衣冠楚楚的影帝死死抱住他,惊人的肉棒慢慢捅进他的身体。
穴肉因为刺激狠狠收缩,却被鸡巴强行破开防守,顶到深处。隔着肉壁的前列腺被粗大的性器挤压,几乎要忍不住爆炸快感,颤抖着急喘。
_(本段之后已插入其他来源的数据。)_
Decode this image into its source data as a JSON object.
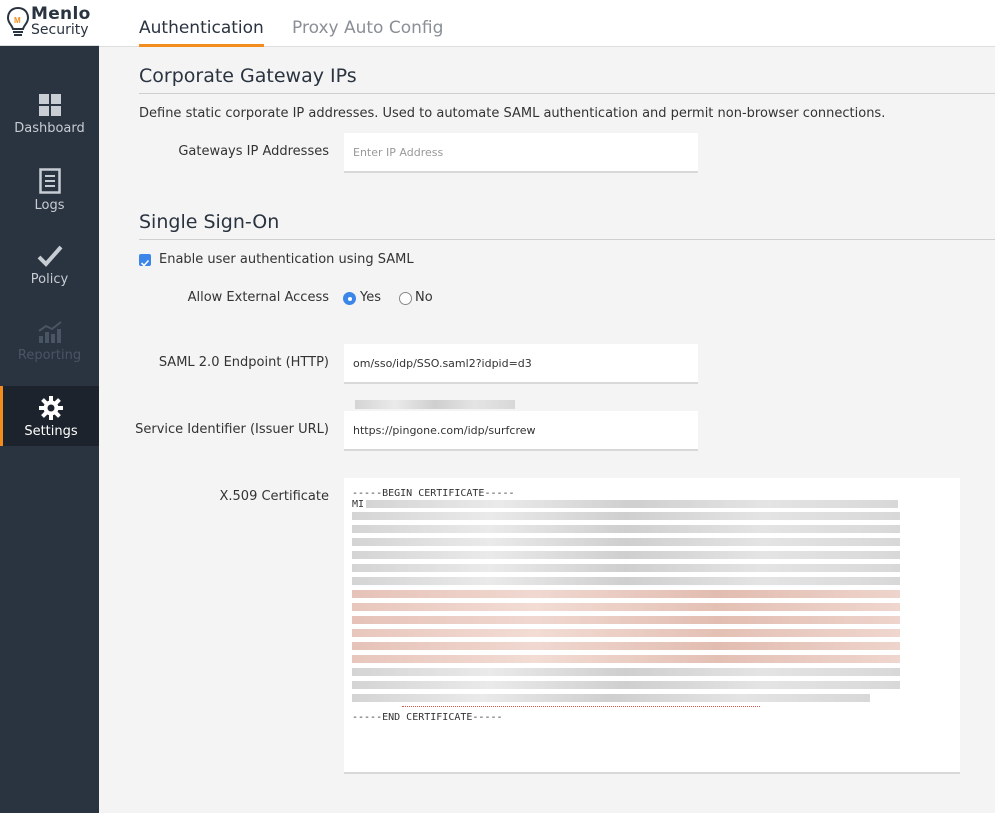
{
  "brand": {
    "name_line1": "Menlo",
    "name_line2": "Security",
    "accent": "#f28c1d",
    "sidebar_bg": "#2a3340"
  },
  "sidebar": {
    "items": [
      {
        "label": "Dashboard",
        "icon": "grid-icon",
        "state": "normal"
      },
      {
        "label": "Logs",
        "icon": "document-icon",
        "state": "normal"
      },
      {
        "label": "Policy",
        "icon": "checkmark-icon",
        "state": "normal"
      },
      {
        "label": "Reporting",
        "icon": "chart-icon",
        "state": "disabled"
      },
      {
        "label": "Settings",
        "icon": "gear-icon",
        "state": "active"
      }
    ]
  },
  "tabs": [
    {
      "label": "Authentication",
      "active": true
    },
    {
      "label": "Proxy Auto Config",
      "active": false
    }
  ],
  "gateway": {
    "title": "Corporate Gateway IPs",
    "description": "Define static corporate IP addresses. Used to automate SAML authentication and permit non-browser connections.",
    "field_label": "Gateways IP Addresses",
    "placeholder": "Enter IP Address",
    "value": ""
  },
  "sso": {
    "title": "Single Sign-On",
    "enable_label": "Enable user authentication using SAML",
    "enable_checked": true,
    "external_access_label": "Allow External Access",
    "yes_label": "Yes",
    "no_label": "No",
    "external_access_value": "Yes",
    "endpoint_label": "SAML 2.0 Endpoint (HTTP)",
    "endpoint_value": "om/sso/idp/SSO.saml2?idpid=d3",
    "issuer_label": "Service Identifier (Issuer URL)",
    "issuer_value": "https://pingone.com/idp/surfcrew",
    "cert_label": "X.509 Certificate",
    "cert_begin": "-----BEGIN CERTIFICATE-----",
    "cert_first": "MI",
    "cert_end": "-----END CERTIFICATE-----"
  }
}
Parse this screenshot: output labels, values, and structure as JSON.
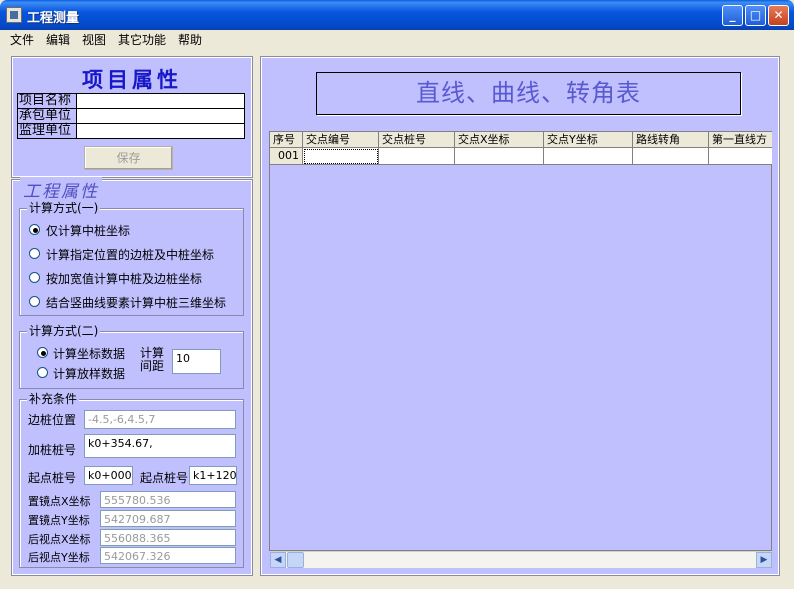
{
  "window": {
    "title": "工程测量"
  },
  "menu": [
    "文件",
    "编辑",
    "视图",
    "其它功能",
    "帮助"
  ],
  "project": {
    "heading": "项目属性",
    "fields": [
      {
        "label": "项目名称",
        "value": ""
      },
      {
        "label": "承包单位",
        "value": ""
      },
      {
        "label": "监理单位",
        "value": ""
      }
    ],
    "save_label": "保存"
  },
  "engineering": {
    "heading": "工程属性",
    "method1": {
      "legend": "计算方式(一)",
      "options": [
        {
          "label": "仅计算中桩坐标",
          "checked": true
        },
        {
          "label": "计算指定位置的边桩及中桩坐标",
          "checked": false
        },
        {
          "label": "按加宽值计算中桩及边桩坐标",
          "checked": false
        },
        {
          "label": "结合竖曲线要素计算中桩三维坐标",
          "checked": false
        }
      ]
    },
    "method2": {
      "legend": "计算方式(二)",
      "options": [
        {
          "label": "计算坐标数据",
          "checked": true
        },
        {
          "label": "计算放样数据",
          "checked": false
        }
      ],
      "interval_label_1": "计算",
      "interval_label_2": "间距",
      "interval_value": "10"
    },
    "supplement": {
      "legend": "补充条件",
      "side_pile_label": "边桩位置",
      "side_pile_value": "-4.5,-6,4.5,7",
      "add_pile_label": "加桩桩号",
      "add_pile_value": "k0+354.67,",
      "start_label": "起点桩号",
      "start_value": "k0+000",
      "end_label": "起点桩号",
      "end_value": "k1+120",
      "station_x_label": "置镜点X坐标",
      "station_x_value": "555780.536",
      "station_y_label": "置镜点Y坐标",
      "station_y_value": "542709.687",
      "back_x_label": "后视点X坐标",
      "back_x_value": "556088.365",
      "back_y_label": "后视点Y坐标",
      "back_y_value": "542067.326"
    }
  },
  "table": {
    "title": "直线、曲线、转角表",
    "columns": [
      "序号",
      "交点编号",
      "交点桩号",
      "交点X坐标",
      "交点Y坐标",
      "路线转角",
      "第一直线方"
    ],
    "rows": [
      [
        "001",
        "",
        "",
        "",
        "",
        "",
        ""
      ]
    ]
  },
  "colors": {
    "panel": "#c0c0ff",
    "title_text": "#5a5ad0",
    "heading_text": "#1818c8"
  }
}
“啊啊!啊啊啊哈……嗯啊啊~疼!啊啊啊……出、出去!给我滚!啊……”
撕裂的痛楚迫使陈牧从酒精中醒来,一睁眼就看见赤裸的男人抱着自己,痴迷地玩弄他的屁股,一时间分不清是震惊多一些还是愤怒多一些。寻着痛感向下看去,只见一根小臂粗的肉棒不顾一切插进后穴,开疆扩土。后穴周围水光娇艳,红彤彤的,彰显着身上人带来的滔天情欲。
他疯了?!
陈牧不敢置信地抓住周路岩的手臂,目瞪口呆,竟不知该说些什么。
“老婆,醒了更好,让老公肏肏逼,想把老婆肏坏~”周路岩没有一丝被抓包的难堪,反而更加兴奋,体内的肉棒又硬了一个度。他亲吻陈牧的眉眼,“都怪老婆不理我,还天天勾引我。老婆感受到了吗?鸡巴快要爆炸了。”
“老婆,救救我……”
明明是施暴者,却还要装出可怜的模样。陈牧闻言,越发混乱。他与周路岩只有夫夫之名,从未像如今这般亲密。一直把周路岩当作“值得欣赏的演员”和“联姻对象”看待的他,被肏了个措手不及。
“你在说些什么鬼话!放开……啊啊啊……嗯啊……”
周路岩突然大开大合地肏干起来,肉棒整根抽出,整根没入。公狗腰飞快地撞击圆润的臀部,激起一阵阵雪白的肉浪。强有力的撞击不带一丝温柔与理智,就是要把猎物干死的频率与力度。
水花飞溅,肉体相撞,压抑不住的哭腔被撞得支离破碎,可怜巴巴地回荡整个浴室。